В последующие годы к королевскому двору в Германии продолжали постоянно являться для обращения с жалобами делегации ломбардских городов, непосредственно затронутых гегемонистскими устремлениями миланцев, и среди них в первую очередь Павии, Комо и Лоди. Вследствие этого Штауфен был как нельзя лучше информирован о тех широких инициативах, на которые сделали тогда ставку опальные миланцы ради укрепления своих территориально-политических позиций. После того как первоначально предполагавшийся поход против Южной Италии совершенно утратил свой смысл из-за заключенного в Беневенте договора между папой Адрианом IV и сицилийской норманнской державой, обязательство князей принять участие в имперском ополчении весной 1157 года было заменено на участие в военном выступлении против Милана. После этого широко развернулись необходимые приготовления. Не только богемского князя Владислава, увенчанного 18 января 1158 года в Регенсбурге королевской короной, но и королевство Венгрию, и польского князя Болеслава удалось обязать участвовать в этом походе[631]. В начале 1158 года, на начало лета которого было намечено выступление войск, Барбаросса послал своего канцлера Райнальда и Отто фон Виттельсбаха, имевшего с ним тесные личные связи, на юг в качестве своих легатов. Проявив большое мастерство, они сумели расположить местные политические круги в пользу Империи. Им удалось действенно использовать сюзеренитет императора на территории вплоть до Адриатического побережья, в Равенне и Анконе. Благодаря соглашению с Пьяченцей еще в июне один из важнейших союзников Милана выбыл из рядов противника.

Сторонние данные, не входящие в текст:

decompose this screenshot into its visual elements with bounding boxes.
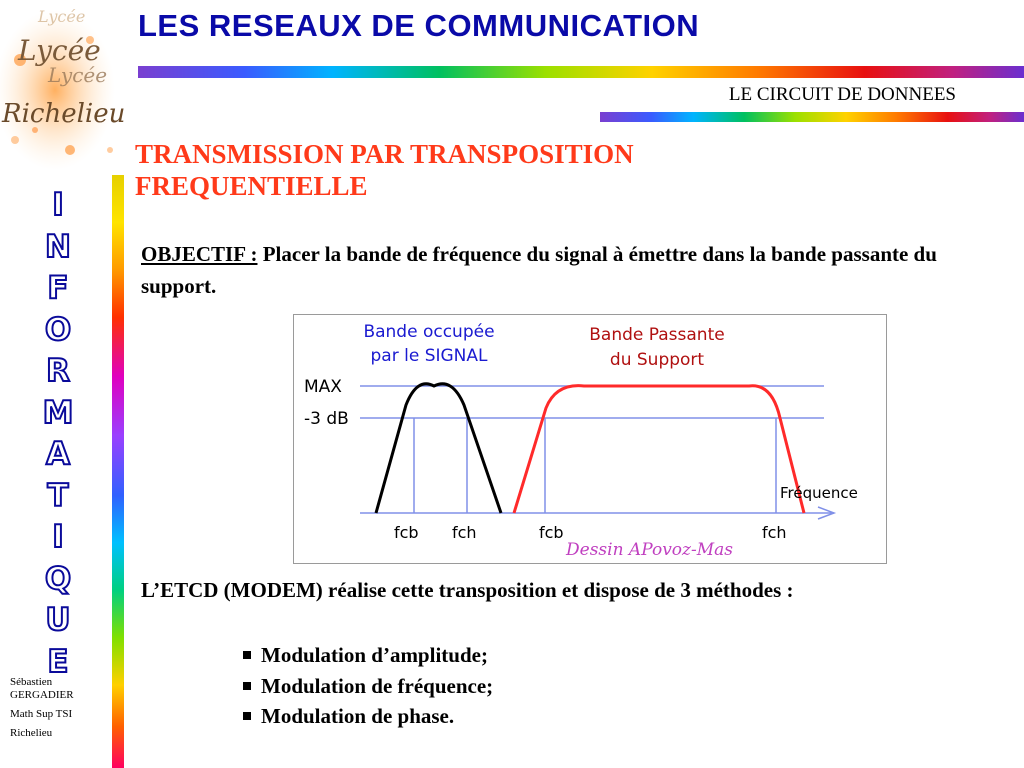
logo-text-2: Lycée	[18, 34, 101, 67]
objective-paragraph	[141, 238, 981, 302]
logo-text-1: Lycée	[38, 7, 86, 26]
author-last-name: GERGADIER	[10, 689, 74, 701]
author-name	[10, 676, 110, 702]
vertical-letter: N	[45, 228, 71, 265]
vertical-letter: I	[52, 187, 64, 223]
square-bullet-icon	[243, 651, 251, 659]
square-bullet-icon	[243, 712, 251, 720]
method-label: Modulation d’amplitude;	[261, 643, 488, 667]
logo-text-4: Richelieu	[2, 99, 126, 129]
rainbow-divider-vertical	[112, 175, 124, 768]
signal-band-curve	[376, 384, 501, 513]
fch-signal-label: fch	[452, 523, 477, 542]
methods-list	[243, 640, 493, 732]
signal-band-label-line1: Bande occupée	[363, 322, 495, 342]
fcb-support-label: fcb	[539, 523, 564, 542]
section-subtitle: LE CIRCUIT DE DONNEES	[728, 84, 956, 105]
support-band-label-line1: Bande Passante	[589, 325, 725, 345]
support-band-label-line2: du Support	[609, 350, 705, 370]
author-school: Richelieu	[10, 727, 53, 739]
rainbow-divider-top	[138, 66, 1024, 78]
vertical-letter: M	[42, 394, 74, 431]
vertical-letter: I	[52, 519, 64, 555]
author-block	[10, 676, 110, 746]
frequency-axis-label: Fréquence	[780, 484, 858, 502]
drawing-credit: Dessin APovoz-Mas	[566, 540, 733, 560]
vertical-letter: T	[47, 477, 69, 514]
logo-text-3: Lycée	[48, 63, 108, 87]
rainbow-divider-sub	[600, 112, 1024, 122]
vertical-letter: F	[47, 270, 69, 306]
author-first-name: Sébastien	[10, 676, 53, 688]
db-label: -3 dB	[304, 409, 349, 429]
vertical-letter: U	[45, 602, 71, 638]
objective-label: OBJECTIF :	[141, 242, 258, 266]
section-title: TRANSMISSION PAR TRANSPOSITION FREQUENTIELLE	[135, 139, 634, 201]
square-bullet-icon	[243, 682, 251, 690]
support-band-curve	[514, 386, 804, 513]
max-label: MAX	[304, 377, 342, 397]
lycee-richelieu-logo	[0, 0, 140, 175]
page-title: LES RESEAUX DE COMMUNICATION	[138, 8, 700, 43]
vertical-letter: R	[46, 353, 70, 389]
author-class: Math Sup TSI	[10, 708, 73, 720]
bandwidth-diagram	[293, 314, 887, 564]
list-item	[243, 640, 493, 671]
method-label: Modulation de fréquence;	[261, 673, 494, 698]
vertical-letter: O	[44, 311, 72, 348]
list-item	[243, 701, 493, 732]
vertical-letter: Q	[44, 560, 72, 597]
method-label: Modulation de phase.	[261, 704, 455, 728]
vertical-word-informatique	[30, 185, 86, 683]
fch-support-label: fch	[762, 523, 787, 542]
list-item	[243, 671, 493, 702]
etcd-description: L’ETCD (MODEM) réalise cette transposition et dispose de 3 méthodes :	[141, 578, 794, 602]
objective-text: Placer la bande de fréquence du signal à émettre dans la bande passante du support.	[141, 242, 937, 298]
vertical-letter: E	[47, 643, 69, 680]
fcb-signal-label: fcb	[394, 523, 419, 542]
signal-band-label-line2: par le SIGNAL	[370, 346, 488, 366]
vertical-letter: A	[46, 436, 70, 472]
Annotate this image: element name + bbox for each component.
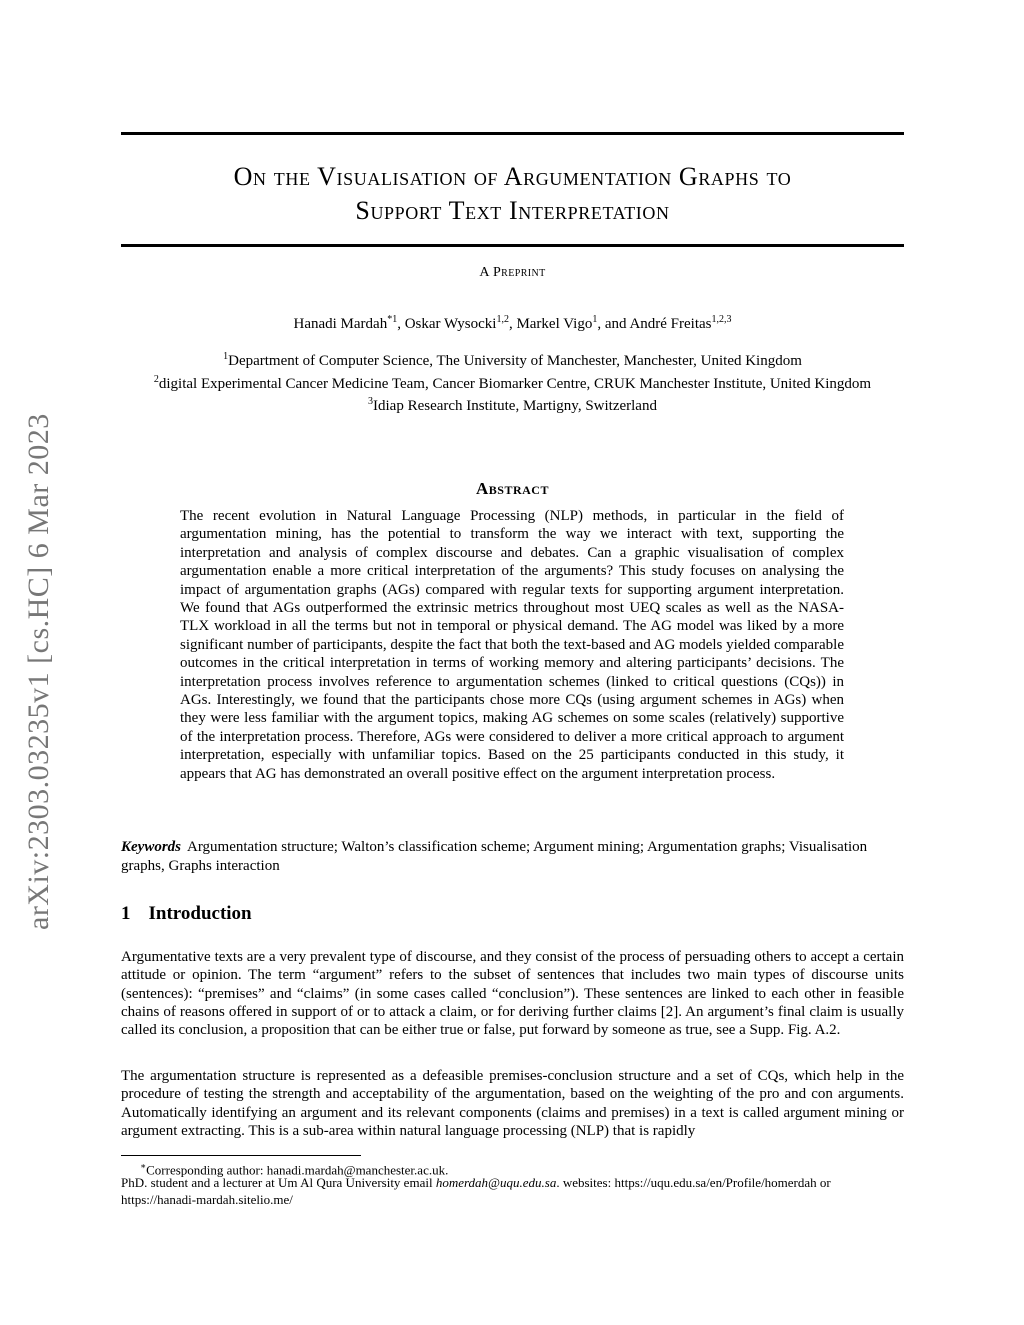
affiliation-line bbox=[110, 393, 915, 416]
author-name: Markel Vigo bbox=[516, 316, 593, 332]
keywords-text: Argumentation structure; Walton’s classification scheme; Argument mining; Argumentation graphs; Visualisation graphs, Graphs interaction bbox=[121, 839, 868, 874]
title-line-2: Support Text Interpretation bbox=[355, 196, 670, 225]
author-separator: , bbox=[508, 316, 517, 332]
author-name: Oskar Wysocki bbox=[404, 316, 497, 332]
keywords bbox=[121, 838, 904, 875]
abstract-heading: Abstract bbox=[476, 479, 549, 498]
affiliation-line bbox=[110, 371, 915, 394]
paper-title bbox=[121, 160, 904, 228]
affiliation-mark: 3 bbox=[368, 396, 374, 407]
author-separator: , bbox=[397, 316, 405, 332]
affiliation-mark: 2 bbox=[153, 373, 159, 385]
title-line-1: On the Visualisation of Argumentation Graphs to bbox=[233, 162, 792, 191]
author-name: Hanadi Mardah bbox=[293, 316, 388, 332]
arxiv-sidebar-stamp: arXiv:2303.03235v1 [cs.HC] 6 Mar 2023 bbox=[22, 413, 55, 930]
intro-paragraph-2: The argumentation structure is represented as a defeasible premises-conclusion structure and a set of CQs, which help in the procedure of testing the strength and acceptability of the argumentation, based on the weighting of the pro and con arguments. Automatically identifying an argument and its relevant components (claims and premises) in a text is called argument mining or argument extracting. This is a sub-area within natural language processing (NLP) that is rapidly bbox=[121, 1068, 904, 1139]
affiliation-text: Idiap Research Institute, Martigny, Switzerland bbox=[373, 398, 657, 414]
author-affiliation-mark: *1 bbox=[387, 314, 398, 325]
author-list bbox=[121, 314, 904, 333]
author-separator: , and bbox=[597, 316, 630, 332]
section-number: 1 bbox=[121, 903, 131, 924]
footnote-text: PhD. student and a lecturer at Um Al Qura University email bbox=[121, 1175, 436, 1190]
footnote-websites[interactable]: . websites: https://uqu.edu.sa/en/Profile/homerdah or https://hanadi-mardah.sitelio.me/ bbox=[121, 1175, 831, 1207]
section-heading-introduction bbox=[121, 903, 252, 925]
author-affiliation-mark: 1,2,3 bbox=[711, 314, 732, 325]
affiliation-text: digital Experimental Cancer Medicine Team, Cancer Biomarker Centre, CRUK Manchester Institute, United Kingdom bbox=[158, 375, 872, 392]
title-top-rule bbox=[121, 132, 904, 135]
footnote-email-link[interactable]: homerdah@uqu.edu.sa bbox=[435, 1175, 557, 1190]
affiliations bbox=[110, 348, 915, 416]
section-title: Introduction bbox=[148, 903, 252, 924]
affiliation-mark: 1 bbox=[223, 351, 229, 362]
affiliation-line bbox=[110, 348, 915, 371]
footnote-affiliation-note bbox=[121, 1174, 904, 1208]
author-name: André Freitas bbox=[629, 316, 712, 332]
footnote-star-mark: ∗ bbox=[140, 1161, 147, 1171]
affiliation-text: Department of Computer Science, The University of Manchester, Manchester, United Kingdom bbox=[228, 353, 802, 369]
footnote-rule bbox=[121, 1155, 361, 1156]
preprint-label: A Preprint bbox=[479, 265, 546, 280]
author-affiliation-mark: 1,2 bbox=[496, 314, 509, 325]
intro-paragraph-1: Argumentative texts are a very prevalent type of discourse, and they consist of the process of persuading others to accept a certain attitude or opinion. The term “argument” refers to the subset of sentences that includes two main types of discourse units (sentences): “premises” and “claims” (in some cases called “conclusion”). These sentences are linked to each other in feasible chains of reasons offered in support of or to attack a claim, or for deriving further claims [2]. An argument’s final claim is usually called its conclusion, a proposition that can be either true or false, put forward by someone as true, see a Supp. Fig. A.2. bbox=[121, 949, 904, 1039]
author-affiliation-mark: 1 bbox=[592, 314, 598, 325]
abstract-text: The recent evolution in Natural Language Processing (NLP) methods, in particular in the field of argumentation mining, has the potential to transform the way we interact with text, supporting the interpretation and analysis of complex discourse and debates. Can a graphic visualisation of complex argumentation enable a more critical interpretation of the arguments? This study focuses on analysing the impact of argumentation graphs (AGs) compared with regular texts for supporting argument interpretation. We found that AGs outperformed the extrinsic metrics throughout most UEQ scales as well as the NASA-TLX workload in all the terms but not in temporal or physical demand. The AG model was liked by a more significant number of participants, despite the fact that both the text-based and AG models yielded comparable outcomes in the critical interpretation in terms of working memory and altering participants’ decisions. The interpretation process involves reference to argumentation schemes (linked to critical questions (CQs)) in AGs. Interestingly, we found that the participants chose more CQs (using argument schemes in AGs) when they were less familiar with the argument topics, making AG schemes on some scales (relatively) supportive of the interpretation process. Therefore, AGs were considered to deliver a more critical approach to argument interpretation, especially with unfamiliar topics. Based on the 25 participants conducted in this study, it appears that AG has demonstrated an overall positive effect on the argument interpretation process. bbox=[180, 508, 844, 782]
footnote-text: Corresponding author: hanadi.mardah@manchester.ac.uk. bbox=[146, 1162, 449, 1178]
title-bottom-rule bbox=[121, 244, 904, 247]
keywords-label: Keywords bbox=[121, 839, 181, 855]
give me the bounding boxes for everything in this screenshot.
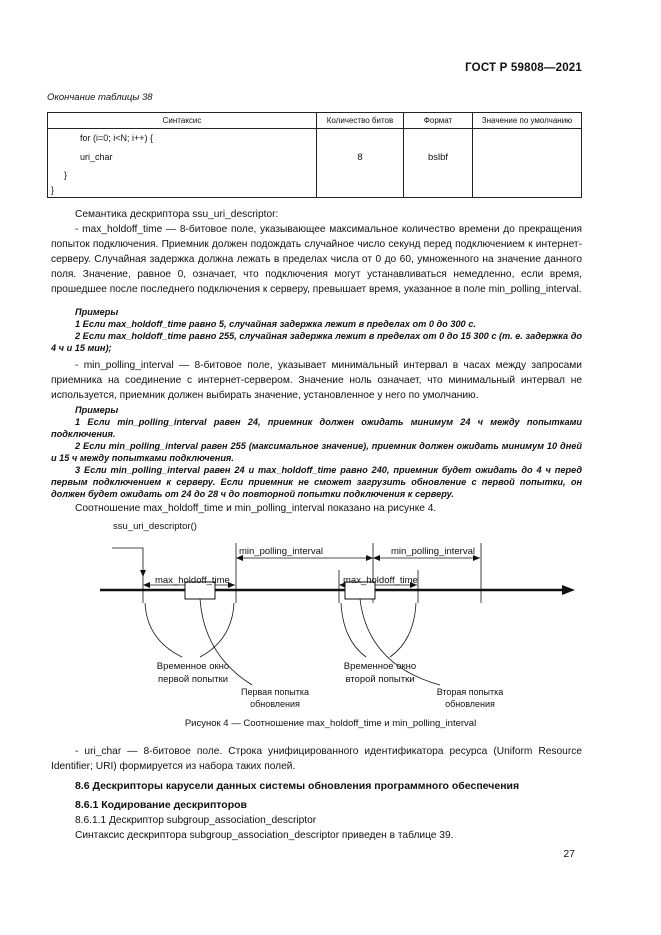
section-8-6-1-1-heading: 8.6.1.1 Дескриптор subgroup_association_descriptor — [75, 815, 317, 826]
code-line-close-inner: } — [64, 170, 68, 180]
min-polling-label-2: min_polling_interval — [391, 546, 475, 557]
descriptor-label: ssu_uri_descriptor() — [113, 521, 197, 532]
window2-label-line2: второй попытки — [345, 674, 415, 685]
min-polling-description: - min_polling_interval — 8-битовое поле, указывает минимальный интервал в часах между запросами приемника на соединение с интернет-сервером. Значение ноль означает, что минимальный интервал не используется, приемник должен выбирать значение, установленное у него по умолчанию. — [51, 360, 582, 401]
section-8-6-1-heading: 8.6.1 Кодирование дескрипторов — [75, 799, 247, 811]
max-holdoff-label-2: max_holdoff_time — [343, 575, 418, 586]
window1-label-line1: Временное окно — [156, 661, 230, 672]
window2-label-line1: Временное окно — [343, 661, 417, 672]
code-line-for: for (i=0; i<N; i++) { — [80, 133, 154, 143]
semantics-title: Семантика дескриптора ssu_uri_descriptor: — [75, 209, 279, 220]
example2-item-3: 3 Если min_polling_interval равен 24 и max_holdoff_time равно 240, приемник будет ожидать до 4 ч перед первым подключением к серверу. Если приемник не сможет загрузить обновление с первой попытки, он должен будет ожидать от 24 до 28 ч до повторной попытки подключения к серверу. — [51, 465, 582, 499]
window1-label-line2: первой попытки — [157, 674, 229, 685]
time-axis-arrow-icon — [562, 585, 575, 595]
figure-caption: Рисунок 4 — Соотношение max_holdoff_time и min_polling_interval — [184, 718, 477, 729]
window1-bracket-right — [200, 603, 234, 657]
update1-label-line1: Первая попытка — [240, 687, 310, 697]
descriptor-pointer — [112, 548, 143, 560]
max-holdoff-description: - max_holdoff_time — 8-битовое поле, указывающее максимальное количество времени до прекращения попыток подключения. Приемник должен подождать случайное число секунд перед подключением к интернет-серверу. Случайная задержка должна лежать в пределах числа от 0 до 60, умноженного на значение данного поля. Значение, равное 0, означает, что подключения могут устанавливаться немедленно, если время, прошедшее после последнего подключения к серверу, превышает время, указанное в поле min_polling_interval. — [51, 224, 582, 295]
col-header-default: Значение по умолчанию — [473, 113, 582, 129]
bits-cell — [317, 129, 404, 198]
bits-value: 8 — [357, 152, 363, 163]
code-line-uri-char: uri_char — [80, 152, 113, 162]
section-8-6-heading: 8.6 Дескрипторы карусели данных системы обновления программного обеспечения — [75, 780, 520, 792]
code-line-close-outer: } — [51, 185, 55, 195]
example1-item-1: 1 Если max_holdoff_time равно 5, случайная задержка лежит в пределах от 0 до 300 с. — [75, 319, 476, 329]
min-polling-label-1: min_polling_interval — [239, 546, 323, 557]
format-cell — [404, 129, 473, 198]
table-header-row — [48, 113, 582, 129]
example1-item-2: 2 Если max_holdoff_time равно 255, случайная задержка лежит в пределах от 0 до 15 300 с (т. е. задержка до 4 ч и 15 мин); — [51, 331, 582, 353]
standard-header: ГОСТ Р 59808—2021 — [465, 62, 582, 74]
update2-label-line1: Вторая попытка — [436, 687, 504, 697]
example2-item-2: 2 Если min_polling_interval равен 255 (максимальное значение), приемник должен ожидать минимум 10 дней и 15 ч между попытками подключения. — [51, 441, 582, 463]
window2-bracket-right — [390, 603, 416, 657]
col-header-format: Формат — [404, 113, 473, 129]
table-row — [48, 129, 582, 198]
update1-label — [230, 686, 320, 710]
max-holdoff-label-1: max_holdoff_time — [155, 575, 230, 586]
col-header-syntax: Синтаксис — [48, 113, 317, 129]
code-cell — [48, 129, 317, 198]
window2-label — [337, 660, 423, 686]
update2-label — [425, 686, 515, 710]
update1-label-line2: обновления — [250, 699, 300, 709]
format-value: bslbf — [427, 152, 449, 163]
examples1-title: Примеры — [75, 307, 119, 317]
window1-label — [150, 660, 236, 686]
window1-bracket-left — [145, 603, 182, 657]
ratio-text: Соотношение max_holdoff_time и min_polling_interval показано на рисунке 4. — [75, 503, 437, 514]
default-cell — [473, 129, 582, 198]
examples2-title: Примеры — [75, 405, 119, 415]
table-caption: Окончание таблицы 38 — [47, 92, 153, 103]
uri-char-description: - uri_char — 8-битовое поле. Строка унифицированного идентификатора ресурса (Uniform Resource Identifier; URI) формируется из набора таких полей. — [51, 746, 582, 772]
example2-item-1: 1 Если min_polling_interval равен 24, приемник должен ожидать минимум 24 ч между попытками подключения. — [51, 417, 582, 439]
update2-label-line2: обновления — [445, 699, 495, 709]
timing-figure — [0, 515, 661, 730]
syntax-table — [47, 112, 582, 198]
section-8-6-1-1-text: Синтаксис дескриптора subgroup_association_descriptor приведен в таблице 39. — [75, 830, 454, 841]
page-number: 27 — [563, 848, 575, 860]
col-header-bits: Количество битов — [317, 113, 404, 129]
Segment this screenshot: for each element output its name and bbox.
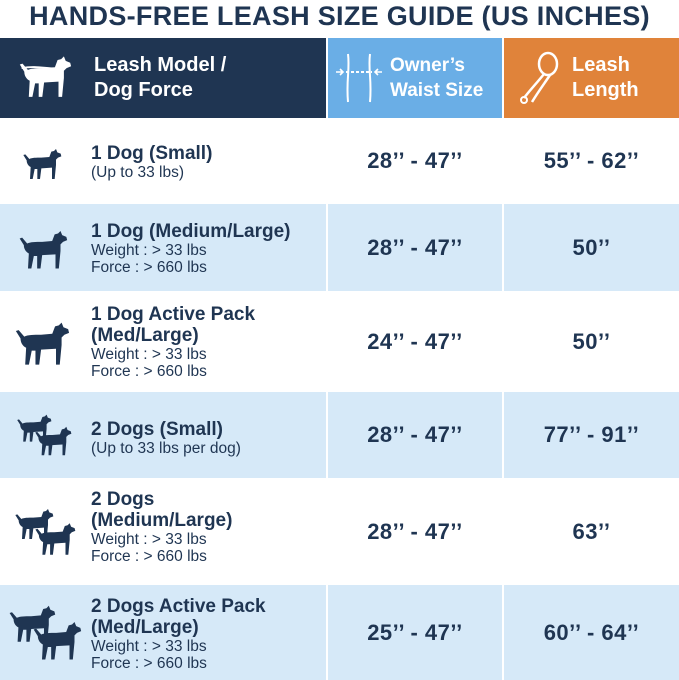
model-name: 2 Dogs (Small)	[91, 419, 223, 440]
dog-icon	[18, 230, 68, 272]
header-model-line2: Dog Force	[94, 79, 193, 101]
model-force: Force : > 660 lbs	[91, 655, 207, 672]
header-leash-line2: Length	[572, 79, 639, 101]
two-large-dogs-icon	[8, 605, 82, 663]
model-cell	[0, 204, 326, 291]
model-name-size: (Med/Large)	[91, 325, 199, 346]
model-force: Force : > 660 lbs	[91, 363, 207, 380]
model-cell	[0, 585, 326, 680]
table-row	[0, 478, 679, 585]
two-small-dogs-icon	[16, 414, 72, 458]
table-row	[0, 118, 679, 204]
leash-length-value: 55’’ - 62’’	[543, 148, 640, 173]
header-waist-line2: Waist Size	[390, 80, 484, 101]
model-cell	[0, 478, 326, 585]
small-dog-icon	[22, 148, 62, 182]
header-waist-size	[328, 38, 502, 118]
model-weight: Weight : > 33 lbs	[91, 346, 207, 363]
model-weight: Weight : > 33 lbs	[91, 242, 207, 259]
waist-size-value: 24’’ - 47’’	[367, 328, 463, 354]
header-leash-length	[504, 38, 679, 118]
leash-length-value: 50’’	[572, 328, 611, 354]
header-waist-line1: Owner’s	[390, 55, 465, 76]
page-title: HANDS-FREE LEASH SIZE GUIDE (US INCHES)	[29, 1, 650, 31]
waist-size-value: 25’’ - 47’’	[367, 619, 463, 645]
waist-size-value: 28’’ - 47’’	[367, 518, 463, 544]
model-name-size: (Medium/Large)	[91, 510, 233, 531]
model-weight: Weight : > 33 lbs	[91, 638, 207, 655]
header-model-line1: Leash Model /	[94, 54, 227, 76]
model-detail: (Up to 33 lbs)	[91, 164, 185, 181]
waist-size-value: 28’’ - 47’’	[367, 422, 463, 447]
table-row	[0, 204, 679, 291]
model-name-size: (Med/Large)	[91, 617, 199, 638]
leash-length-value: 60’’ - 64’’	[543, 619, 640, 645]
model-name: 2 Dogs	[91, 489, 155, 510]
table-row	[0, 291, 679, 392]
header-leash-model	[0, 38, 326, 118]
table-row	[0, 392, 679, 478]
model-name: 1 Dog Active Pack	[91, 304, 256, 325]
waist-size-value: 28’’ - 47’’	[367, 234, 463, 260]
model-name: 2 Dogs Active Pack	[91, 596, 266, 617]
model-name: 1 Dog (Medium/Large)	[91, 221, 291, 242]
leash-icon	[516, 50, 562, 106]
table-row	[0, 585, 679, 680]
large-dog-icon	[14, 321, 70, 369]
waist-size-value: 28’’ - 47’’	[367, 148, 463, 173]
dog-with-leash-icon	[18, 54, 72, 102]
leash-length-value: 50’’	[572, 234, 611, 260]
leash-length-value: 63’’	[572, 518, 611, 544]
model-force: Force : > 660 lbs	[91, 548, 207, 565]
two-dogs-icon	[14, 508, 76, 558]
model-cell	[0, 291, 326, 392]
model-detail: (Up to 33 lbs per dog)	[91, 440, 241, 457]
waist-icon	[334, 50, 384, 106]
leash-length-value: 77’’ - 91’’	[543, 422, 640, 447]
model-cell	[0, 118, 326, 204]
model-cell	[0, 392, 326, 478]
model-name: 1 Dog (Small)	[91, 143, 213, 164]
model-force: Force : > 660 lbs	[91, 259, 207, 276]
header-leash-line1: Leash	[572, 54, 630, 76]
model-weight: Weight : > 33 lbs	[91, 531, 207, 548]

Ввиду успешного соединения многочисленных врагов Милана в борьбе за дело Империи — в сражениях лета 1158 года участвовали не только большинство имперских князей Германии, но и значительное число городов имперской Италии, вплоть до Средней Италии — сопротивление ломбардской метрополии оказалось сломлено в течение немногих недель. Ее традиционные союзники или еще до этого перешли на сторону императора, или же были поставлены на колени в результате осады их самих (Брешиа). Город Лоди, которому еще весной 1158 года довелось пережить свое второе — после 1111 года — разорение миланцами, окончательно поменял позицию. По соглашению с императором и с его одобрения город в начале августа был перенесен с реки Ламбро на реку Адда, где заново основанный Новый Лоди (Lodi Nuovo) составил впоследствии прочную опору для имперских властей. В начале сентября миланцы вынуждены были капитулировать, их существовавшее с начала XII века засилье было ликвидировано. Комо, Лоди и графство Сеприо были лишены права свободно распоряжаться своими делами. При этом император все же поступал обдуманно: горожанам не пришлось испытать ни разрушения городских укреплений, ни полного роспуска их союзов (Крема, Изола Комачина).